Y así, con cierto cariño y una media sonrisa, confiesa que hizo el servicio militar en sus tiempos mozos. “Salí con un diploma de buena conducta. Allí aprendí una cosa que me gustó mucho: aprendí a disparar armas. Sin duda, es una contradicción en mí…”. La vida y el cine se le cruzan al recordar una escena muy particular de la película Lawrence de Arabia (1962), en la que un hombre, después de haber matado por primera vez, mira a sus compañeros y confiesa perplejo que le gustó hacerlo. “Eso me impresionó”, dice turbado.
Entonces se asoma otra contradicción: un ateo que desde su adolescencia colecciona biblias. ¿Cómo ingresó ese libro a una casa donde Dios era negado en todos los rincones? Cuenta que un día, cuando tenía 12 años, llegó hasta su puerta un señor vestido de manera algo desusada, casco de corcho y botas con polainas, y le preguntó: “¿Tienen en esta casa la Palabra de Dios?” “Sin saber qué responder, dije que no y me regaló una Biblia”. Un libro que después se le hizo fundamental: “Leyendo la historia de la humanidad y la Biblia te das cuenta de que todo siempre ha sido así y que hay que seguir para adelante… Y luego me quedé pegado a ella porque descubrí que para ir a una exposición de cuadros clásicos, si no habías leído la Biblia, te quedas afuera de la temática de la mayoría de ellos. Estaba cansado de ir a ver pinturas en las que no entendía lo que estaba pasando… Judith decapitando a Holofernes y la criada al lado: el tema religioso está muy presente en la pintura mundial y la Biblia es la manera de cultivarse más a mano y fácil”.
Pero es la política la trama a través de la cual mira la realidad. Incluso a su propia vejez, que lo tiene molesto y a la que moteja de “dictadura militar” cuando le impide hacer todo lo que quisiera.

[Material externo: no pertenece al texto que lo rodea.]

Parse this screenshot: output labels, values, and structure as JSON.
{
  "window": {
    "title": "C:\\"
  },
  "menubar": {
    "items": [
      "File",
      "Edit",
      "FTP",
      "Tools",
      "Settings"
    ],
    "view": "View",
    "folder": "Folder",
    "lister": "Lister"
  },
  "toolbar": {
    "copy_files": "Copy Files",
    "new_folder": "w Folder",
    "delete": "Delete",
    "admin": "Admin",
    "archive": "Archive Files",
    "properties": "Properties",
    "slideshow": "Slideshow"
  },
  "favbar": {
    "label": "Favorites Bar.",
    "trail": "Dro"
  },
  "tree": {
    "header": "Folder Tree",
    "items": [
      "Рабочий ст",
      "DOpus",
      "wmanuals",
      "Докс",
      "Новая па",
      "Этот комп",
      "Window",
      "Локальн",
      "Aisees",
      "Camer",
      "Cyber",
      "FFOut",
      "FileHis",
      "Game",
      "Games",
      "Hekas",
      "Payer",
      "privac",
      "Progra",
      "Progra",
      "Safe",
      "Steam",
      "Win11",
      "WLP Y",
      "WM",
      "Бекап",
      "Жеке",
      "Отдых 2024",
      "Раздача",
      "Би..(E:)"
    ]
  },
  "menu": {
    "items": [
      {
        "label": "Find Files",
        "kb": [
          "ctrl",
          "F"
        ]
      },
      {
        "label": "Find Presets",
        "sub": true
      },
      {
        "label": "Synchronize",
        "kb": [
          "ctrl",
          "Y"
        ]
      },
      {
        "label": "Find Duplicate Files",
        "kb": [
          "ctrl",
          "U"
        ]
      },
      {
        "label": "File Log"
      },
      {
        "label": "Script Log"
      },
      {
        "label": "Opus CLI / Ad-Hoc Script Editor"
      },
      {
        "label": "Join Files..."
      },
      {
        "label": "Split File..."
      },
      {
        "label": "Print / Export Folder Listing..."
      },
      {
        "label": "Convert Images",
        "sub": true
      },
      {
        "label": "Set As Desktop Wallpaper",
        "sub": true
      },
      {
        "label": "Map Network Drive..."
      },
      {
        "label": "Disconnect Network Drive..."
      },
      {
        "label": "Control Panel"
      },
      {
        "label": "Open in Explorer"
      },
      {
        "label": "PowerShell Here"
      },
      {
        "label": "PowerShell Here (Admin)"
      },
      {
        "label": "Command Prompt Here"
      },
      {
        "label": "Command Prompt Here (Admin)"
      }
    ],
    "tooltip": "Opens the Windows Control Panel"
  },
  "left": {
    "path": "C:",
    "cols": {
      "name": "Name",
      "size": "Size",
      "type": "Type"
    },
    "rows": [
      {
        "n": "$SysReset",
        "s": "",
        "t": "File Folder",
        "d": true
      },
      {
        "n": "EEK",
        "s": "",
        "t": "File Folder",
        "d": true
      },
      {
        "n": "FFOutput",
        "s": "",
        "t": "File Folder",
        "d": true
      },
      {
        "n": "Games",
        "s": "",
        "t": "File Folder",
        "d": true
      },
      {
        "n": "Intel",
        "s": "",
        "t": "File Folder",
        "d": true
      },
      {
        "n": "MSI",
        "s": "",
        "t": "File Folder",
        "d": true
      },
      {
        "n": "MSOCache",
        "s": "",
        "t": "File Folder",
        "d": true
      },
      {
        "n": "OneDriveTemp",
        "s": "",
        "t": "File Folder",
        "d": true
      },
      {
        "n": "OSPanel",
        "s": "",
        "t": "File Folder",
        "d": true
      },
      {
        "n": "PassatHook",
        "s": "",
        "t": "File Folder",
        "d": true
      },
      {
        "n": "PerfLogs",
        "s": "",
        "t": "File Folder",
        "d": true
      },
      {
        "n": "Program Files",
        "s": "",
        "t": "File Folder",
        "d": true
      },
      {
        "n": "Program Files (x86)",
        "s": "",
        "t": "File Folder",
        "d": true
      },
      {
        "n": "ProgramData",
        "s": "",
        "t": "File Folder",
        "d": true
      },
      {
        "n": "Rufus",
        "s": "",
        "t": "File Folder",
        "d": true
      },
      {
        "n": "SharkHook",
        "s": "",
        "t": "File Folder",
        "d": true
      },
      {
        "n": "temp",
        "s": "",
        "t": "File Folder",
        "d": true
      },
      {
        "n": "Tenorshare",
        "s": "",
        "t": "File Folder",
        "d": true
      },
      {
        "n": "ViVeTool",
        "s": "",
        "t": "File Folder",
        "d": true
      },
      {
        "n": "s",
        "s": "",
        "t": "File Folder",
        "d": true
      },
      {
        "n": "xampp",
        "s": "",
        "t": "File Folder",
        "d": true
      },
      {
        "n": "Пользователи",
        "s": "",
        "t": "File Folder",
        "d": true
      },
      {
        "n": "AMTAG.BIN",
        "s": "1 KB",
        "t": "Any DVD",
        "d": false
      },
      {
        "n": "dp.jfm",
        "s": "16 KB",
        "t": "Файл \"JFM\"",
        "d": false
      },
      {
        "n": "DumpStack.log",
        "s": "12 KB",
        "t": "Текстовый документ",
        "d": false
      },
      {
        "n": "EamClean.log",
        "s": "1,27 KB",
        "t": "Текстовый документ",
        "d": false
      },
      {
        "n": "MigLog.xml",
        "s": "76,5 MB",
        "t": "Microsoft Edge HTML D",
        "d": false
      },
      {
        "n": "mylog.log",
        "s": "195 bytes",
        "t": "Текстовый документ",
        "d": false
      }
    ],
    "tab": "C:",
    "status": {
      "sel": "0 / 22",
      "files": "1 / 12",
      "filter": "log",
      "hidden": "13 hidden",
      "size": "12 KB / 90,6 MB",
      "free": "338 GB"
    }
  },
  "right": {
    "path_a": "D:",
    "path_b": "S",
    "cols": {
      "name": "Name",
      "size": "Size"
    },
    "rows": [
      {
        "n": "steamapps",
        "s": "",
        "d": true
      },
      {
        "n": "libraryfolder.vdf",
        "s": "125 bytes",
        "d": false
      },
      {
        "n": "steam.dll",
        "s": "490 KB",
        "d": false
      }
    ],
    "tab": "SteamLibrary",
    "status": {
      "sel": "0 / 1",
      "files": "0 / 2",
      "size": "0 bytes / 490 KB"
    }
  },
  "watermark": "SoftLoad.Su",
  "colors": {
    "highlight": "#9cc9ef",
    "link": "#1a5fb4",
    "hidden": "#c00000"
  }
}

Su sobrino le lee el libro Islam y Modernidad: Reflexiones blasfemas, del díscolo filósofo y psiquiatra Slavoj Žižek. Y es que Quino está siempre alerta y despierto: “Me asusta que ni aquí ni en Europa la gente no esté preocupada por el ejército isis. Dicen que todo pasa muy lejos de aquí, que qué nos va a preocupar. Eso es lo peor. Aquella cosa de que primero se llevaron a los judíos y no me preocupé, después vinieron a buscar a no sé quién y tampoco… hasta que vinieron por mí… lo que no te toca de cerca, no te importa…”.